At his weekly general audience Feb 15, the pope announced that with a brief meditation on Mary's Magnificat he was concluding the series begun “years ago by my beloved predecessor, the unforgettable Pope John Paul II.”
Because of the large number of visitors present, the pope actually held two audiences: one in St Peter's Basilica and the other in the Vatican audience hall.
The crowd included some 6,000 Italian grade school and high school students.
The pope told the students he was sure they had heard about his first encyclical, Deus Caritas Est (“God Is Love”), in which “I wanted to recall that the source and reason for our true joy is the love of God.”
“I invite each of you to understand and increasingly accept this love, which changes lives and will make you credible witnesses of the Gospel,” he said. “In this way, you will become authentic friends of Jesus and his faithful apostles.”
The pope told the young people that they must help the weak and needy “feel the tenderness of the heart of God” and that by doing so they would make the world more just.
Entering the Vatican audience hall, where another 9,000 people awaited him, he stopped to sit and pose for a photograph amid a group of 97 Catholic bishops attending a conference sponsored by the Focolare movement.

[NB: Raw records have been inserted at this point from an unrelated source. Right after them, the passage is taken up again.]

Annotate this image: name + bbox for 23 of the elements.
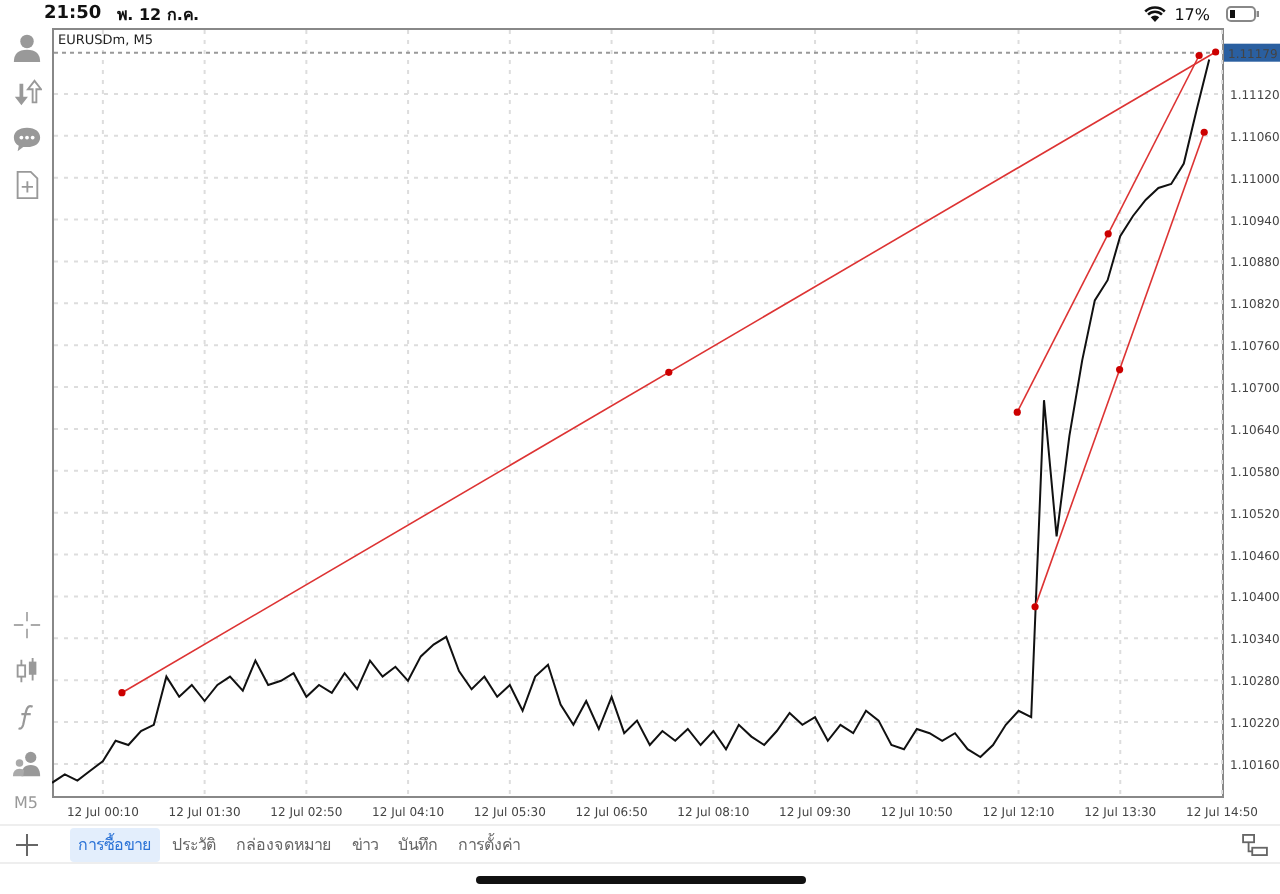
trendline-drawing[interactable] bbox=[1031, 128, 1208, 611]
candlestick-icon[interactable] bbox=[11, 656, 41, 686]
add-icon[interactable] bbox=[16, 833, 38, 855]
tab[interactable]: การตั้งค่า bbox=[450, 827, 528, 861]
people-icon[interactable] bbox=[11, 748, 41, 778]
battery-icon bbox=[1226, 6, 1260, 22]
chat-icon[interactable] bbox=[11, 124, 41, 154]
battery-percent: 17% bbox=[1174, 5, 1210, 23]
status-date: พ. 12 ก.ค. bbox=[117, 3, 199, 27]
tab[interactable]: ข่าว bbox=[344, 827, 386, 861]
home-indicator[interactable] bbox=[475, 875, 805, 883]
crosshair-icon[interactable] bbox=[11, 610, 41, 640]
layout-icon[interactable] bbox=[1242, 833, 1268, 855]
wifi-icon bbox=[1144, 6, 1167, 22]
trade-arrows-icon[interactable] bbox=[11, 78, 41, 108]
trendline-drawing[interactable] bbox=[1013, 51, 1203, 416]
tab[interactable]: ประวัติ bbox=[164, 827, 224, 861]
status-time: 21:50 bbox=[44, 4, 102, 24]
tab[interactable]: กล่องจดหมาย bbox=[228, 827, 340, 861]
new-document-icon[interactable] bbox=[11, 170, 41, 200]
account-icon[interactable] bbox=[11, 32, 41, 62]
tab[interactable]: การซื้อขาย bbox=[70, 827, 160, 861]
tab[interactable]: บันทึก bbox=[390, 827, 446, 861]
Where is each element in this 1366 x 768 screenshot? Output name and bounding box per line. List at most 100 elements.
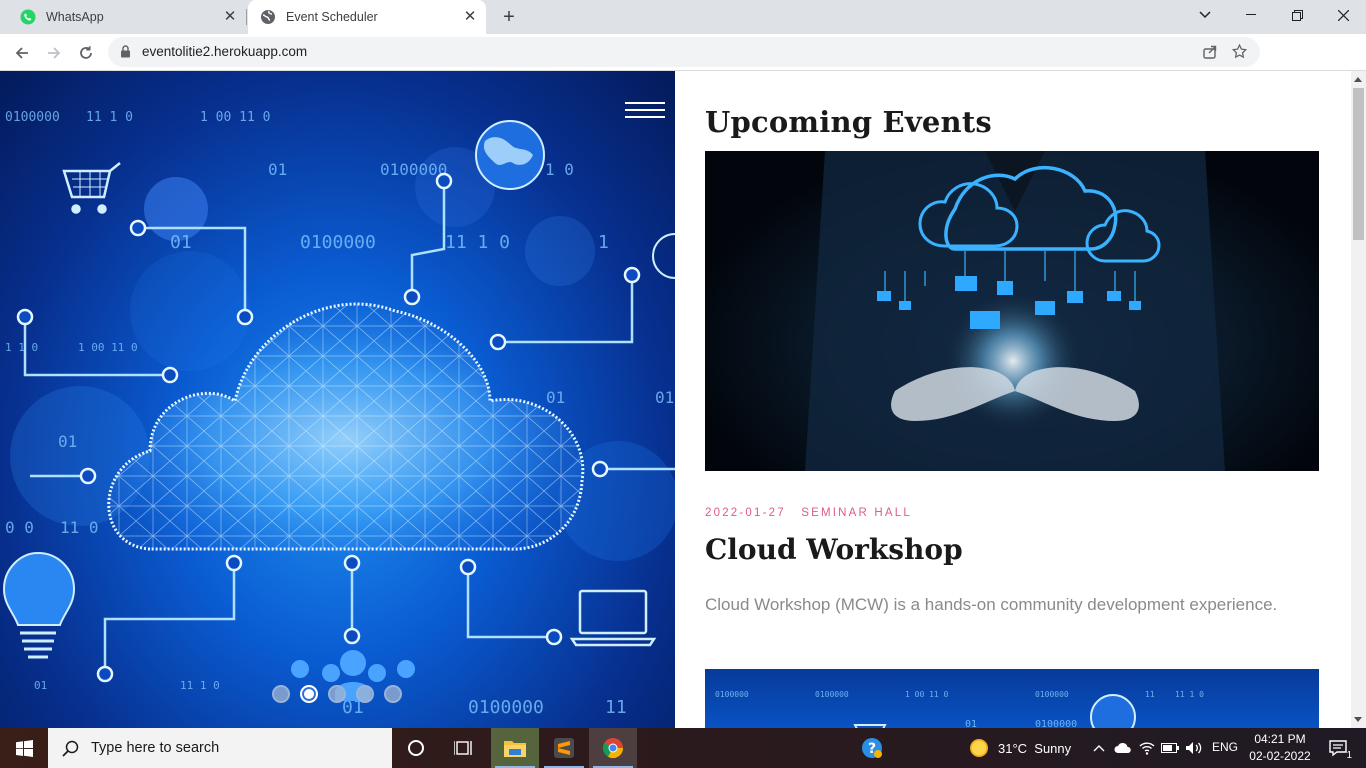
svg-text:0100000: 0100000 [815,690,849,699]
tab-whatsapp[interactable]: WhatsApp ✕ [8,0,246,34]
lightbulb-graphic [2,551,76,659]
svg-text:0100000: 0100000 [715,690,749,699]
reload-button[interactable] [72,39,100,67]
address-bar[interactable]: eventolitie2.herokuapp.com [108,37,1260,67]
hero-slider: 0100000 11 1 01 00 11 0 01 0100000 1 0 01 01… [0,71,675,728]
hamburger-menu-icon[interactable] [625,102,665,118]
svg-text:01: 01 [655,388,674,407]
svg-text:01: 01 [170,232,192,253]
events-panel: Upcoming Events 2022-01-27 SEMINAR HALL … [675,71,1351,728]
tab-close-icon[interactable]: ✕ [222,9,238,25]
event-description: Cloud Workshop (MCW) is a hands-on commu… [705,595,1278,614]
svg-text:11 1 0: 11 1 0 [86,110,133,125]
chrome-button[interactable] [589,728,637,768]
cloud-hands-illustration [805,151,1225,471]
task-view-button[interactable] [440,728,488,768]
windows-taskbar: Type here to search ? 31°C Sunny ENG 04:… [0,728,1366,768]
clock[interactable]: 04:21 PM 02-02-2022 [1240,731,1320,765]
url-text[interactable]: eventolitie2.herokuapp.com [142,44,307,59]
svg-text:01: 01 [268,160,287,179]
svg-text:0100000: 0100000 [468,697,544,718]
event-date: 2022-01-27 [705,507,786,519]
globe-icon [260,9,276,25]
page-viewport: 0100000 11 1 01 00 11 0 01 0100000 1 0 01 01… [0,71,1366,728]
scroll-up-icon[interactable] [1354,77,1362,82]
minimize-button[interactable] [1228,0,1274,30]
page-scrollbar[interactable] [1351,71,1366,728]
close-window-button[interactable] [1320,0,1366,30]
tab-search-icon[interactable] [1182,0,1228,30]
windows-logo-icon [15,739,33,757]
slider-dot-2[interactable] [300,685,318,703]
file-explorer-button[interactable] [491,728,539,768]
weather-widget[interactable]: 31°C Sunny [956,728,1106,768]
new-tab-button[interactable]: + [498,7,520,29]
event-venue: SEMINAR HALL [801,507,912,519]
slider-dot-5[interactable] [384,685,402,703]
cloud-network-illustration: 0100000 11 1 01 00 11 0 01 0100000 1 0 01 01… [2,110,675,718]
sun-icon [970,739,988,757]
whatsapp-icon [20,9,36,25]
svg-text:01: 01 [546,388,565,407]
cart-icon [62,162,121,214]
cortana-button[interactable] [392,728,440,768]
svg-text:1 1 0: 1 1 0 [5,341,38,354]
svg-text:0 0: 0 0 [5,518,34,537]
search-placeholder: Type here to search [91,740,220,756]
scroll-down-icon[interactable] [1354,717,1362,722]
notifications-button[interactable]: 1 [1318,728,1358,768]
bookmark-star-icon[interactable] [1231,43,1248,65]
wifi-icon[interactable] [1136,728,1158,768]
event-title[interactable]: Cloud Workshop [705,533,963,566]
slider-dot-4[interactable] [356,685,374,703]
restore-button[interactable] [1274,0,1320,30]
svg-text:0100000: 0100000 [380,160,447,179]
svg-text:0100000: 0100000 [1035,690,1069,699]
cortana-circle-icon [408,740,424,756]
onedrive-cloud-icon[interactable] [1110,728,1136,768]
sublime-text-icon [554,738,574,758]
language-indicator[interactable]: ENG [1212,740,1238,754]
tab-close-icon[interactable]: ✕ [462,9,478,25]
svg-text:11 0: 11 0 [60,518,99,537]
taskbar-search-box[interactable]: Type here to search [48,728,392,768]
notification-count: 1 [1346,750,1352,761]
start-button[interactable] [0,728,48,768]
forward-button[interactable] [40,39,68,67]
volume-icon[interactable] [1182,728,1206,768]
clock-time: 04:21 PM [1254,732,1306,746]
slider-pagination [272,685,402,703]
browser-tab-strip: WhatsApp ✕ Event Scheduler ✕ + [0,0,1366,34]
svg-text:11 1 0: 11 1 0 [180,679,220,692]
slider-dot-3[interactable] [328,685,346,703]
svg-text:01: 01 [58,432,77,451]
battery-icon[interactable] [1158,728,1182,768]
tab-title: WhatsApp [46,10,104,24]
svg-text:11 1 0: 11 1 0 [1175,690,1204,699]
svg-text:1 00 11 0: 1 00 11 0 [905,690,949,699]
share-icon[interactable] [1202,44,1218,65]
notification-icon [1329,740,1347,757]
svg-text:1 00 11 0: 1 00 11 0 [200,110,270,125]
svg-text:0100000: 0100000 [5,110,60,125]
svg-text:01: 01 [34,679,47,692]
task-view-icon [454,741,472,755]
svg-text:01: 01 [965,719,977,728]
slider-dot-1[interactable] [272,685,290,703]
globe-graphic [475,120,545,190]
scrollbar-thumb[interactable] [1353,88,1364,240]
help-tray-button[interactable]: ? [848,728,896,768]
back-button[interactable] [8,39,36,67]
svg-text:1 00 11 0: 1 00 11 0 [78,341,138,354]
clock-date: 02-02-2022 [1249,749,1311,763]
laptop-graphic [569,589,657,647]
show-hidden-icons-chevron-icon[interactable] [1088,728,1110,768]
tab-event-scheduler[interactable]: Event Scheduler ✕ [248,0,486,34]
lock-icon[interactable] [120,45,131,63]
event-image[interactable] [705,151,1319,471]
help-icon: ? [862,738,882,758]
chrome-icon [602,738,624,759]
sublime-text-button[interactable] [540,728,588,768]
next-event-image[interactable]: 0100000 0100000 1 00 11 0 0100000 11 11 1 0 … [705,669,1319,728]
svg-text:0100000: 0100000 [1035,719,1077,728]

Over the course of the five years of the audience series, the psalm or canticle chosen for the papal meditation each week was sung at the beginning of the audience by a soloist and one or two other singers.
But for the series finale, members of the Sistine Chapel choir sang the Magnificat .
Mary's hymn of praise to God for the great things he had done for her, the pope said, illustrates the “spirituality of the biblical anawim , those faithful who saw themselves as poor not only in their detachment from any idolatry of riches and power, but also in their profound humility of heart, free of any temptation toward pride, open to the flow of divine saving grace.”
Setting aside his prepared text, Pope Benedict said he is “touched and surprised” every time he reads St Ambrose's commentary on the Magnificat , especially the Italian saint's observation that “if, according to the flesh, there is only one mother of Christ, according to faith all souls generate Christ.”
“Interpreting the words of the Madonna,” the pope said, St Ambrose “invites us to make sure that in our souls and in our lives the Lord finds a dwelling place, and not just a dwelling place to carry him in our hearts, but to carry him into the world, generating Christ in our time.
“Let us pray to the Lord that he helps us magnify him with the spirit of Christ and to carry him once again into the world,” the pope said.